Monday, March 3, 2014

2 Months and Counting

One of my "to do" list items as we get ready to depart on our cruise to the South Pacific this Spring is the creation of a blog.  I never got around to doing this for Moku pe'a's 2011 South Pacific cruise, and we ended up posting status updates almost daily on Facebook.  This was a lot of work for Lori and Frederic Berg, who received our emails and reposted them, and not very convenient for those wishing to follow our posts.  I'm hoping this blog will be easier for all concerned.

That said, I've never done anything like a blog before, so I'm setting it up early to give it a test drive and see how it handles.

Our current plan it to depart Kaneohe on or about 1 May, sail to Christmas Island, perhaps Suwarrow, and on to Vavau, Tonga.  We had hoped to sail to Palmyra, but Fish and Wildlife and the Nature Conservancy has made it just too difficult.  They required a $350+ "Rat Free Certification", a Coast Guard Certified Holding Tank, no discharge allowed in the lagoon, visits restricted to only one of the ten or so motus, and a "four cruising boat max, first come first served" policy.  I cruised there in 1986 when we had the whole place to ourselves for ten days, and we could do as we pleased.  I fully understand the reasons for the restrictions, but it's too high a hurdle for me so we'll cruise elsewhere.  Rocky Young will be joining me for the sail South to Tonga.  We expect to arrive there in early June.

Lori gets the Princess ticket and will fly to Tonga to replace Rocky.  Lori and I plan to relax and enjoy Vavau's fabulous cruising grounds until early August when we will be joined by Matt and Vicky Dyer.  The four of us will hang out in Vavau for a couple of weeks and the girls will fly home leaving Matt and me to head East for French Polynesia.
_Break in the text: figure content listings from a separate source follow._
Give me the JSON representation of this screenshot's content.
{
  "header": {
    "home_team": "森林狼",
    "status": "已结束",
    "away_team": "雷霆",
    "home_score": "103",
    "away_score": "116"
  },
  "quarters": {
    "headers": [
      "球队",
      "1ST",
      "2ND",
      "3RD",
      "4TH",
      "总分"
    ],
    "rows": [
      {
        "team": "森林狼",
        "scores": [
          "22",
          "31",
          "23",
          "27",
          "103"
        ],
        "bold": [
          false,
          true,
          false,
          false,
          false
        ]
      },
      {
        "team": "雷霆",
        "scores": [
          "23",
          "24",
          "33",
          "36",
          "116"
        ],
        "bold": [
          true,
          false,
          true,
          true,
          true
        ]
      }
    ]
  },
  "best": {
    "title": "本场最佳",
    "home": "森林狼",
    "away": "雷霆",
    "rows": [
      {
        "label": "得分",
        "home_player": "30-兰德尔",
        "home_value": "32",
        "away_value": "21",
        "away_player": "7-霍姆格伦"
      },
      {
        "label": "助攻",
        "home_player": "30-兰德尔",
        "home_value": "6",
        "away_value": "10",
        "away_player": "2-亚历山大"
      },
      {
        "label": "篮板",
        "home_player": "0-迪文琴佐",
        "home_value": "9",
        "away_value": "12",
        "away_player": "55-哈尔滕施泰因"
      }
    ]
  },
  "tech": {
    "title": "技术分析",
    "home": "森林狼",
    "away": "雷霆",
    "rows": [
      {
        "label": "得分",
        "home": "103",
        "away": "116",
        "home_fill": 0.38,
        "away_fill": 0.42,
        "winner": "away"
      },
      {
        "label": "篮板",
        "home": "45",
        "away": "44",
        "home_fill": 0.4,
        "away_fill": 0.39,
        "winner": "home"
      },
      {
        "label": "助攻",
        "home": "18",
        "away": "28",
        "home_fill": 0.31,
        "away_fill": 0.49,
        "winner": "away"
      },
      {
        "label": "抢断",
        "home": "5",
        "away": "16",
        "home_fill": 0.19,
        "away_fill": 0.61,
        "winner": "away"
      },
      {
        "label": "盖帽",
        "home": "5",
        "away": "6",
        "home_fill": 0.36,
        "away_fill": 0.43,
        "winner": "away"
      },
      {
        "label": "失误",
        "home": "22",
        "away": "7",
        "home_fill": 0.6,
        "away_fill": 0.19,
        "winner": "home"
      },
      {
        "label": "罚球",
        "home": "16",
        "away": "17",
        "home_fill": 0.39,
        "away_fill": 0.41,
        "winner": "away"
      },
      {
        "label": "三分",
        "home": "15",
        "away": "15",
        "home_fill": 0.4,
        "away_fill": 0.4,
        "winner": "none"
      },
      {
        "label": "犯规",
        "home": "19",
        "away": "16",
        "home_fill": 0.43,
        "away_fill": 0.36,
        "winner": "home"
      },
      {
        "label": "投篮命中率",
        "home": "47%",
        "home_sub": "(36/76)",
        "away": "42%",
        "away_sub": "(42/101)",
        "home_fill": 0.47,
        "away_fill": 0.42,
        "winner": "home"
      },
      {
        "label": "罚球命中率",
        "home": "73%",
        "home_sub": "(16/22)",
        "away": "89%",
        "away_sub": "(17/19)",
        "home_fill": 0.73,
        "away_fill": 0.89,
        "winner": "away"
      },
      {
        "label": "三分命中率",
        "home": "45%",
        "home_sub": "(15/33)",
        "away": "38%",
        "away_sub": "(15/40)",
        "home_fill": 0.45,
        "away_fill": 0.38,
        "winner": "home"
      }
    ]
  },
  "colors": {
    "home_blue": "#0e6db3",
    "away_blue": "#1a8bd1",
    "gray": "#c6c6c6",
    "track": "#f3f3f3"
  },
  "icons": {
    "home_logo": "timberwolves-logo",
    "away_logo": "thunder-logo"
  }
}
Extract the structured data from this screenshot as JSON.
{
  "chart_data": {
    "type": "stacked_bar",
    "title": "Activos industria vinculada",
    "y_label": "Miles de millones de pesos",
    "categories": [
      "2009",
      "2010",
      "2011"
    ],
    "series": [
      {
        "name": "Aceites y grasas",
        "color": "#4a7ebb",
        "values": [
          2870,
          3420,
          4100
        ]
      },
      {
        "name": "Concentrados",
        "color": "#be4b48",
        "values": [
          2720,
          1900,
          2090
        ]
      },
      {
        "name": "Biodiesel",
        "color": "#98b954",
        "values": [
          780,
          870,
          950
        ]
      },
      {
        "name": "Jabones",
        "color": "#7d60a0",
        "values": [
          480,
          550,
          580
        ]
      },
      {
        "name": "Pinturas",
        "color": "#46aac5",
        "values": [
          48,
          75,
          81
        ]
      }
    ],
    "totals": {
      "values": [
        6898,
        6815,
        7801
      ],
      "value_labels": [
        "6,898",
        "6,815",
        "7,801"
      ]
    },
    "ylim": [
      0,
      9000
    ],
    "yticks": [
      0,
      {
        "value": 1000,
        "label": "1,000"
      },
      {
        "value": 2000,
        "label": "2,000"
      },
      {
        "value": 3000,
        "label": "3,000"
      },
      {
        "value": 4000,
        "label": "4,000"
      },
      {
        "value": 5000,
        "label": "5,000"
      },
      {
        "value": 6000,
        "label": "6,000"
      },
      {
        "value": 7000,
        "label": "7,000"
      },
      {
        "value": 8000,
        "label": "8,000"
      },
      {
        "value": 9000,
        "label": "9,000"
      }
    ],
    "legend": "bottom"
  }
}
The cruise East should be the most interesting part of the trip.  Most sailors are headed Westward with the tradewinds in this part of the Pacific, and we'll be headed in the other direction.  Our ultimate destination, Bora Bora, is 1300 miles to the East.  It would be great if we could jump onto a weather system heading East and pick up some favorable winds, but we'll have to wait and see.  In any case, we will go where the wind takes us.  It may take us on a Northern route allowing stops in Beverage Reef, Aitutaki, and Mopelia.  I'm hoping for a Southern route that allows us to visit Raivavai in the Austral Islands.

Lori will fly in to Bora Bora to replace Matt, and we'll spend mid September through the end of October revisiting our favorite anchorages in the Society Islands.  Work commitments forced Dave Schaefer to cancel his plans to cruise with me in Bora Bora in 1986, so we are doing a make up and he'll be joining us for a week in October. 

I'll sail the boat home in November.  I haven't got crew figured out yet for that leg of the trip, but my daughter Kara, who sailed from Hawaii to Tahiti with me in 2011, wants to join me.  However, she's graduating from NYU with a masters degree in Urban Infomatics in September, and I'm hoping she will be fully employed come November.  If she isn't, or can somehow finagle a month off (like I used to do when I was her age), then she'll sail home with me.  I'm hoping to arrive back in Kaneohe just before Thanksgiving.

We are ahead of schedule getting the boat ready to go.  We had her in drydock in January, polished the topsides, put on new bottom paint, and replace the cutlass bearing.  The most significant change from the 2011 cruise is the addition of refrigeration and a couple of solar panels to help keep the ice box cold.  It was just too difficult trying to find a cold beer every afternoon in Tahiti!  I still have to build a new bimini top to replace the original that is getting pretty tired and take care of a few odds and ends.